We view the future of the semantic web as the development of specific XML vocabularies that can be aggregated and subclassed. For example, the atom document type can embed the html document type in an aggregation relationship. This is used fo elements such as <title>. The must-ignore semantics of atom also allow sub-classing by adding new elements to atom. The subclassing mechanism can be used to produce new versions of the atom specification that interoperate with old implementations. The mechanism can also be used to produce jargonised forms of atom rather than inventing a whole new vocabulary for a particular problem domain.

We see the development, aggregation, and jargonisation of XML document types as the key mechanisms in the development of the semantic web. The graph-based model used by RDF has currently not demonstrated value in the machine-to-machine data integration space, however higher-level abstractions expressed in XML vocabularies are a proven technology set. We anticipate the formation of communities around particular base document types that work on resolving their jargon conflicts and folding their jargon back into the base document types.

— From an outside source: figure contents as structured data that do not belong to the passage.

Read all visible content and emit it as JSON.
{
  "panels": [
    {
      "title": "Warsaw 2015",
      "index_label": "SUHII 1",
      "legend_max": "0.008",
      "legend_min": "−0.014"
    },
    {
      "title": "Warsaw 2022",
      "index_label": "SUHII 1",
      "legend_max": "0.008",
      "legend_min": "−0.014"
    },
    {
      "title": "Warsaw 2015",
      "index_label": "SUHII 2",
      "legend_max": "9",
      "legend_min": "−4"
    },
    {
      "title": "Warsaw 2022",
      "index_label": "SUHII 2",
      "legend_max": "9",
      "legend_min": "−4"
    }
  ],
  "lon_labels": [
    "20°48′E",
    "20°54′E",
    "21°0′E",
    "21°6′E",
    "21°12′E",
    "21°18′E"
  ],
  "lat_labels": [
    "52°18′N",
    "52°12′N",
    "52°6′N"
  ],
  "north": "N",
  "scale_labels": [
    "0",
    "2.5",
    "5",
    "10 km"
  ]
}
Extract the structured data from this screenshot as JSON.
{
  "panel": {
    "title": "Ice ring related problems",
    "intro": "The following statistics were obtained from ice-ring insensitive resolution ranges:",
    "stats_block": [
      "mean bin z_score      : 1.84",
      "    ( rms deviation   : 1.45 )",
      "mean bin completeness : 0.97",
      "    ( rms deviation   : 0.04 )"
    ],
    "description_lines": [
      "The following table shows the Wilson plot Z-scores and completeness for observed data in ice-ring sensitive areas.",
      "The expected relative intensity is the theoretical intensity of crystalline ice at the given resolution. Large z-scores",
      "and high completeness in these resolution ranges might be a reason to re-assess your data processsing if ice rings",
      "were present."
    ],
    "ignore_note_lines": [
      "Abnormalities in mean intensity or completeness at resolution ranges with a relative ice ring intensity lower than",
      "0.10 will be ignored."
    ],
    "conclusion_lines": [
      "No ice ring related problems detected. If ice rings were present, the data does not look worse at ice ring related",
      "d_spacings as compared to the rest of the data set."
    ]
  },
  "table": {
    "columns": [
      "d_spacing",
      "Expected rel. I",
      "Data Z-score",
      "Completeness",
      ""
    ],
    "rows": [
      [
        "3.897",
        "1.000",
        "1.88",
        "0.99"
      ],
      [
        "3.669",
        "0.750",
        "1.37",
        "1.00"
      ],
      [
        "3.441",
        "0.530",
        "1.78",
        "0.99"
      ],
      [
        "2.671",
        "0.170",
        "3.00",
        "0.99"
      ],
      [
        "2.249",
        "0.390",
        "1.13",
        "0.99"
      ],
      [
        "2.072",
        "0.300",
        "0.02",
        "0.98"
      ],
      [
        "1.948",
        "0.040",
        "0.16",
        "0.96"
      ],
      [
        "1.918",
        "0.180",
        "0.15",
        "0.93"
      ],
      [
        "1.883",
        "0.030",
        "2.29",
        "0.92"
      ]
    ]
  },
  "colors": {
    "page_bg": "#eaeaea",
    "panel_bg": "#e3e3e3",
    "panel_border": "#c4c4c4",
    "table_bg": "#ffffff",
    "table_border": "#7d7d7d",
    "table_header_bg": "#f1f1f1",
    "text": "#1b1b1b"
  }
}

We suspect this social mechanism for vocabulary development and evolution will continue to be cancelled out in the RDF space by RDF's reliance URI namespaces for vocabulary and by its overemphasis of the graph model.

Tier 2: MIME types are more effective than URI Namespaces

One the subject of XML, we have some concerns over the current direction in namespaces. The selection of a parser for a document is typically based on its MIME type. Some XML documents will contain sub-documents, however there is no standard way to specify the MIME type of the sub-document. We view MIME as more fully-featured than arbitrary URIs, particularly due to the explicit subclassing mechanism available.

In MIME we can explicitly indicate that a particular document type is based on xml: application/some-type+xml. Importantly, we can continue this explicit sub-typing: application/type2+some-type+xml. We consider this an important mechanism in the evolution of content types, especially when jargonised documents are passed to standard processors. It is normal to expect that the standard processor would ignore any jargon and extract the information available to it as part of standard vocabulary.

While MIME also has its weaknesses, the explicit subclassing mechanism is not available in URI name-spaces at all. To use the atom example, again, atom has a application/atom+xml MIME type but an XML namespace of <http://www.w3.org/2005/Atom>. We view the former as more useful than the latter in the development of the Semantic Web and in general machine to machine integration problems.

Tier 2: Digital Signatures are likely to be useful

We regard the protection of secret data by IP-level or socket-level security measures as being sufficient at this time. Secret data is known and communicated by few components of the architecture, so is usually not a scalability issue. We do not think that secret data should have significant impact on Web architecture, however, we do view the ability to digitally sign non-secret data as a likely enabler for future protocol features.

Conclusion

Web technology and architectural style are proven useful tools for systems integration, but are incomplete. A scalable summarising Publish/Subscribe mechanism is an essential addition to the suite of tools, as is a client profile for operating in High Availability environments. These tools must be defined and standardised in order to gain a wide participation to be useful to the enterprise.

We have concerns about some current trends in Web Architecture. These relate to to namespaces in XML, Web Services, and RDF. All of these trends appear to work against the goal of building integrated architectures from multi-vendor components. Our goal outcomes would also appear to be the goal outcomes of the Semantic Web, so we have some hope that these trends will begin to reverse in the future.